With the primary survey off the table, the agency turned to its people on the ground to get an idea of what they were seeing throughout the winter, and how the fall played out before things got dicey. Through the combination of 2019 rifle season hunter success and observation surveys, warden and biologist observations, and contact with landowners, the agency was able to set harvest goals and issue tags based on their management objectives with the information available.

“Observation numbers weren’t so bad, hunter success wasn’t too bad, from field staff their observations were that deer numbers were adequate,” said Big Game Biologist Bill Jensen, “if deer can get around and get to food, and there’s cover, they can do just fine,” he noted of northeastern whitetail populations over the winter of 2019-20.

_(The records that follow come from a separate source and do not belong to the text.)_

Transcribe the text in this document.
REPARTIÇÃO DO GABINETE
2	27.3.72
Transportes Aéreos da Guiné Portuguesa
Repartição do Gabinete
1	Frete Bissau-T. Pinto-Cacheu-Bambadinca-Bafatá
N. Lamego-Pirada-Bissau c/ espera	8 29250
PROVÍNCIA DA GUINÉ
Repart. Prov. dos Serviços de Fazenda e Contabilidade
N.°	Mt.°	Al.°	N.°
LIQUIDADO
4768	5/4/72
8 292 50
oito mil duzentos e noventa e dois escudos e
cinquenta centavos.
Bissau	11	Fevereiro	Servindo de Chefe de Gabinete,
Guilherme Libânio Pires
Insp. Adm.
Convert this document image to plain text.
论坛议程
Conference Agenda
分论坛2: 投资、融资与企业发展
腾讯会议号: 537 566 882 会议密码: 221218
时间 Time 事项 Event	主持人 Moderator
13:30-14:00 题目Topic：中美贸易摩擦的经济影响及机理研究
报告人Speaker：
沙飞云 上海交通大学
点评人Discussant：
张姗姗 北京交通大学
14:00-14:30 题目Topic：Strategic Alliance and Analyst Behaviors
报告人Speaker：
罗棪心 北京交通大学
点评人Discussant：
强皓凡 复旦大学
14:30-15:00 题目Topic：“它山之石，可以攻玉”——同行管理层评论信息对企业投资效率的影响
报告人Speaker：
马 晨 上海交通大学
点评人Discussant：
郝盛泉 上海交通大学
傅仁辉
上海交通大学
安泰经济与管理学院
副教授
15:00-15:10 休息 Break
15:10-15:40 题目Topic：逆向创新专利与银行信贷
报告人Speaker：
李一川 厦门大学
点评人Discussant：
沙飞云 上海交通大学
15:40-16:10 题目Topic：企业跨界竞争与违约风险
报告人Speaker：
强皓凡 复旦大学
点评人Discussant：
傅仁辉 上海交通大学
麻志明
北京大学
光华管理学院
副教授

Leaning on that information, the NDG&F increased firearm season tags around the region by 1,050 when compared to the 2019 rifle season. This number included 600 additional antlered any deer tags, from a bump of 200 each in units 2C, 2D and 2E. The number of antlerless deer tags in unit 2C doubled from 300 in 2019 to 600 in 2020, by far the biggest jump for tags in any category throughout North Dakota from last year to this year.

In those units where hunters will see increased tags, they’ll also find unique hunting opportunities, as the more timbered and rugged stretches of the Pembina Gorge and surrounding spaces provide an almost Northwoods feel to hunting efforts. With more timbered tracts and a good deal of public land to hunt, but with that change in the landscape often comes a changed methodology in pursuing wary timber bucks.

“The deer probably aren’t as visible as they would be out on the open areas of the prairie,” Smith states, “you’ve got to have a little bit of understanding of what the animal’s behavior is when it comes to hunting those timbered areas,” he advises, suggesting hunters put their time in to understand travel patterns and habits of whitetails in these limited forest areas of the northwestern corner.

In last season’s Chronic Wasting Disease sampling of the eastern third of the state, no positive animals were detected by the NDG&F in the northeastern region. This year, the rolling survey moves to the central third of the state. With a clean bill of health for the region’s deer herd and more opportunities on the table for hunters in 2020 based on available information to the NDG&F, it is likely the northeast will see a very good fall for hunting, despite a tougher-than-average winter.